Wer als Flüchtling in die Tschechische Republik einreist, hat drei Tage Zeit, um einen Asylantrag zu stellen, über den dann die zuständige Behörde des Innenministeriums entscheidet. In 95 Prozent der Fälle wird der Antrag abgelehnt. Der Asylsuchende kann dann vor einem Regionalgericht Einspruch gegen diese Entscheidung einlegen. Und er hat das Recht auf einen kostenlosen Anwalt, der ihn dabei unterstützt.

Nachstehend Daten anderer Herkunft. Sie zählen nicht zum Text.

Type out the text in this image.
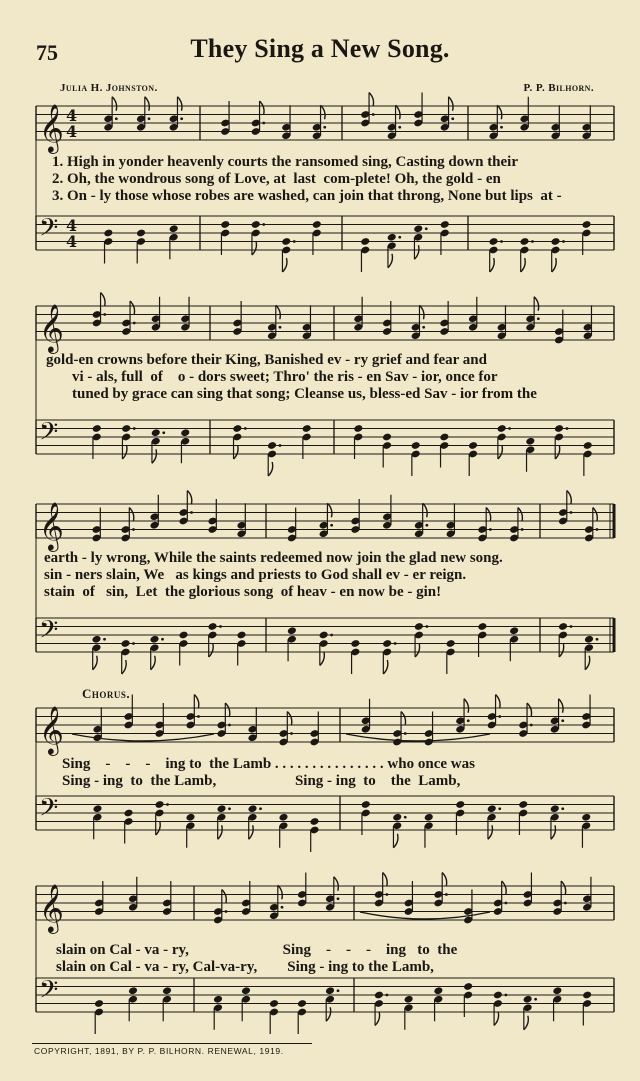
75	They Sing a New Song.
Julia H. Johnston.	P. P. Bilhorn.
𝄞 4
4
𝄢 4
4
1. High in yonder heavenly courts the ransomed sing, Casting down their
2. Oh, the wondrous song of Love, at  last  com-plete! Oh, the gold - en
3. On - ly those whose robes are washed, can join that throng, None but lips  at -
𝄞
𝄢
gold-en crowns before their King, Banished ev - ry grief and fear and
vi - als, full  of    o - dors sweet; Thro' the ris - en Sav - ior, once for
tuned by grace can sing that song; Cleanse us, bless-ed Sav - ior from the
𝄞
𝄢
earth - ly wrong, While the saints redeemed now join the glad new song.
sin - ners slain, We   as kings and priests to God shall ev - er reign.
stain  of   sin,  Let  the glorious song  of heav - en now be - gin!
Chorus.
𝄞
𝄢
Sing    -    -    -    ing to  the Lamb . . . . . . . . . . . . . . . who once was
Sing - ing  to  the Lamb,                     Sing - ing  to    the  Lamb,
𝄞
𝄢
slain on Cal - va - ry,                         Sing    -    -    -    ing   to  the
slain on Cal - va - ry, Cal-va-ry,        Sing - ing to the Lamb,
COPYRIGHT, 1891, BY P. P. BILHORN. RENEWAL, 1919.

Der Iraker Kadum Hussein Ali hat sein Heimatland während der Herrschaft von Saddam Hussein verlassen müssen. Er wartet seit fast fünf Jahren in Kostelec auf die erste Entscheidung des Innenministeriums. Die Hoffnung hat er trotzdem noch nicht aufgegeben.

"Ich warte auf Asyl. Und nach dieser langen Zeit - fünf Jahre sind keine kurze Zeit - erwarte ich, dass etwas für mich getan wird. Ich hoffe, dass sie meine Situation in Betracht ziehen und sich die schlimme Lage im Irak vor Augen führen."

Sharif Amar ist vor politischer Verfolgung aus Algerien geflohen. Er würde sich gerne in Tschechien eine neue Existenz aufbauen.

"Ohne Arbeit kein Geld. Wenn ich Geld verdiene, kann ich ein kleines Apartment mieten, ich kann ein tschechisches Mädchen heiraten. Ich kann zur Ruhe kommen, ich kann unabhängig und frei sein."

Aus dem Flüchtlingslager rauszukommen, diesen Wunsch haben die meisten Menschen, die hier leben. Dort zu sein bedeutet für sie auch, dass sie nicht wissen, welches Schicksal auf sie wartet. Stefan Kessissoglou hält das für das größte Problem der Asylsuchenden:

"Ich denke, das größte Problem ist diese unglaublich belastende Ungewissheit. Dass man keinerlei Information und keinerlei Anhaltspunkte hat, wann diese Asylantragsprozedur ein Ende finden könnte. Das ist das Belastendste und das, was die Menschen wirklich mehr oder weniger in den Wahnsinn treibt. Dadurch sind sie in einem Zwischenzustand, den sie selbst wahrscheinlich gar nicht richtig realisieren oder sich erklären können. Das ist eines der größten Probleme, das dann auch zu einer ziemlichen Leere im Alltag führt. Im Camp haben sie keine Arbeit und leben so in den Tag hinein. Wir haben schon viele Berichte gehört, dass sich manche dort auch betrinken. Und dann kommt es zu Auseinandersetzungen."

Diese Perspektivlosigkeit ist es, die auch Kadum Hussein Ali am meisten zu schaffen macht.

"Das Leben hier ist schwierig. Die Verwaltung versucht ihr Bestes zu tun. Die Versorgung ist gut und wir werden hier in einer sehr angenehmen und kultivierten Weise behandelt. Aber: Der Flüchtling fühlt trotzdem, dass er keine Freiheit hat. Er lebt in diesem Gebäude. Und das ist alles."

Die Menschen im Flüchtlingslager Kostelec können nichts tun als zu warten. Und versuchen, die Freude am Leben nicht zu verlieren.